В тот день в первом эскадроне красногвардейского отряда появился новый боец.
Рядом с рослым и плечистым отцом Павел казался особенно маленьким и щуплым. Но в глазах его было столько какой-то суровой решимости, что бойцы приняли его как взрослого, с чувством скупой дружеской ласки.
Крутое, вихревое тогда было время. Много чудесных, удивительных людей полегло, много замечательных жизней оборвалось на полях Дона, Кубани, на широких степных просторах Украины. Навсегда остался лежать в крымских степях и Василий Заградин. В Черемшанку, в пустой, совсем осиротелый и ветхий дом Павел вернулся один.
Шли голодные, холодные и… удивительные двадцатые годы.
По заданию укома партии Павел едет восстанавливать шахты.
Как воздух был нужен уголь, топливо, чтобы наполнить топки паровозов, оживить потухшие котлы московских, тульских, коломенских, серпуховских заводов и фабрик, чтобы отопить и осветить квартиры горожан. Многие районы подмосковного угольного бассейна тогда были только обозначены на маркшейдерских картах геологов, были лишь застолблены инженерами для будущих разработок. А действовавшие шахты почти все были выведены из строя. Только в Скопине под Рязанью да в Донском несколько шахт могло давать бурый, смолистый уголь. И хотя шахты были допотопными, полукустарными предприятиями, все же решили использовать и их, раз они могли дать хоть немного энергии и тепла. Но возродить шахты оказалось не простым делом.
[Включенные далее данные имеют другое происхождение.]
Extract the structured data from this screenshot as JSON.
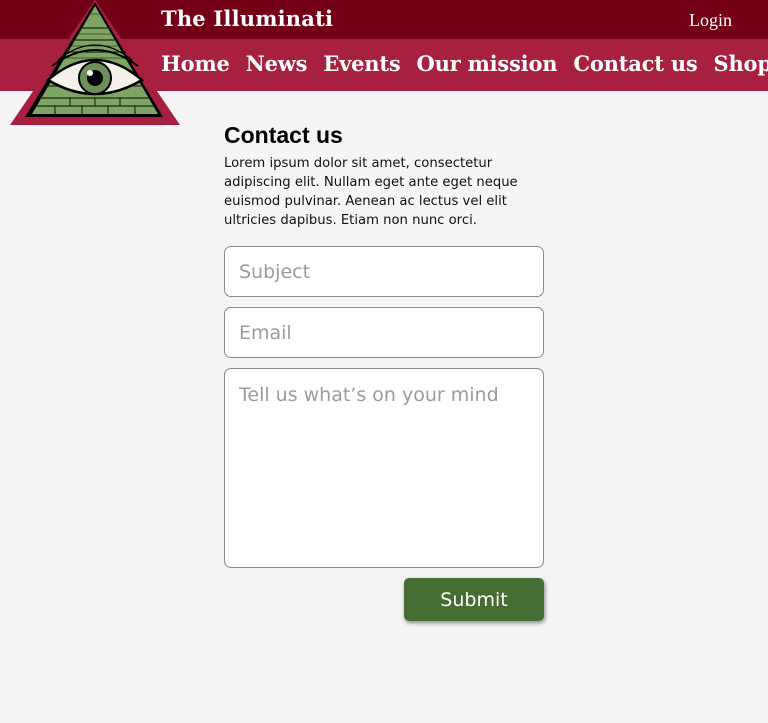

Это, однако, не обескуражило комсомольский отряд и его вожака Павла Заградина. Сутками ребята пропадали в подземелье — откачивали затопленные штреки, разыскивали по забоям обушки и лопаты, по винтику собирали и как зеницу ока круглосуточно охраняли подъемную машину.
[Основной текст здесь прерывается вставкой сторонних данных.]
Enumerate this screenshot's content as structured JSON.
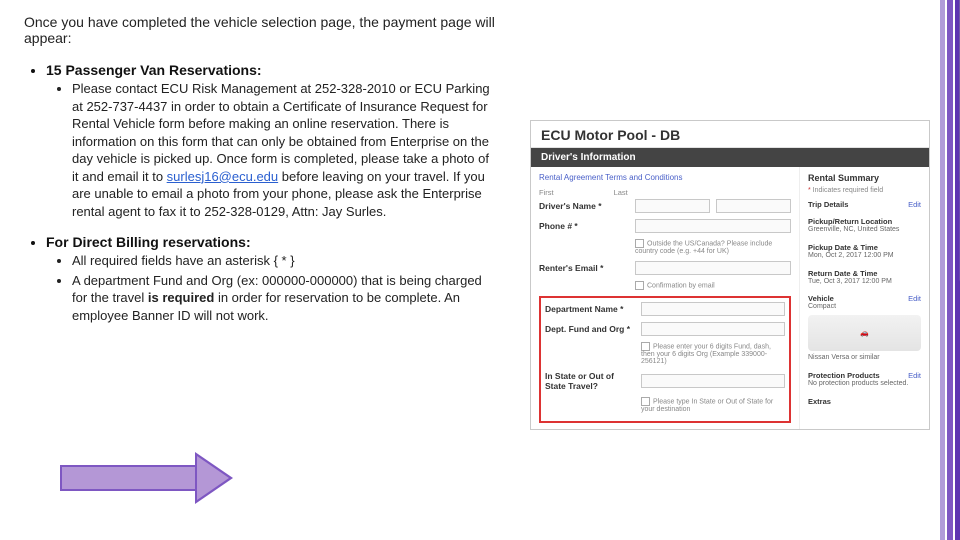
{
  "intro": "Once you have completed the vehicle selection page, the payment page will appear:",
  "section1": {
    "heading": "15 Passenger Van Reservations:",
    "body_pre": "Please contact ECU Risk Management at 252-328-2010 or ECU Parking at 252-737-4437 in order to obtain a Certificate of Insurance Request for Rental Vehicle form before making an online reservation. There is information on this form that can only be obtained from Enterprise on the day vehicle is picked up.  Once form is completed, please take a photo of it and email it to ",
    "email": "surlesj16@ecu.edu",
    "body_post": " before leaving on your travel. If you are unable to email a photo from your phone, please ask the Enterprise rental agent to fax it to 252-328-0129, Attn: Jay Surles."
  },
  "section2": {
    "heading": "For Direct Billing reservations:",
    "b1": "All required fields have an asterisk { * }",
    "b2_pre": "A department Fund and Org (ex: 000000-000000) that is being charged for the travel ",
    "b2_bold": "is required",
    "b2_post": " in order for reservation to be complete.  An employee Banner ID will not work."
  },
  "form": {
    "title": "ECU Motor Pool - DB",
    "bar": "Driver's Information",
    "terms": "Rental Agreement Terms and Conditions",
    "first": "First",
    "last": "Last",
    "name": "Driver's Name *",
    "phone": "Phone # *",
    "phone_hint": "Outside the US/Canada? Please include country code (e.g. +44 for UK)",
    "email": "Renter's Email *",
    "conf": "Confirmation by email",
    "dept": "Department Name *",
    "fund": "Dept. Fund and Org *",
    "fund_hint": "Please enter your 6 digits Fund, dash, then your 6 digits Org (Example 339000-256121)",
    "state": "In State or Out of State Travel?",
    "state_hint": "Please type In State or Out of State for your destination",
    "right": {
      "summary": "Rental Summary",
      "req": "Indicates required field",
      "trip": "Trip Details",
      "edit": "Edit",
      "pickup_loc_h": "Pickup/Return Location",
      "pickup_loc_v": "Greenville, NC, United States",
      "pickup_dt_h": "Pickup Date & Time",
      "pickup_dt_v": "Mon, Oct 2, 2017 12:00 PM",
      "return_dt_h": "Return Date & Time",
      "return_dt_v": "Tue, Oct 3, 2017 12:00 PM",
      "vehicle_h": "Vehicle",
      "vehicle_v": "Compact",
      "vehicle_model": "Nissan Versa or similar",
      "prot_h": "Protection Products",
      "prot_v": "No protection products selected.",
      "extras_h": "Extras"
    }
  }
}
Ели только хлеб, черствый, затвердевший, запивая его кипятком. Но скоро из Скопина по заржавленным железнодорожным путям пошли длинные, расхлябанные составы с углем для Тулы, Коломны, Москвы.
Да, у Павла Заградина была та добротная закалка, которая помогала ему делать многое, что другим казалось невозможным, добиваться результатов там, где их уже не ждали, выходить из безвыходных, казалось, положений.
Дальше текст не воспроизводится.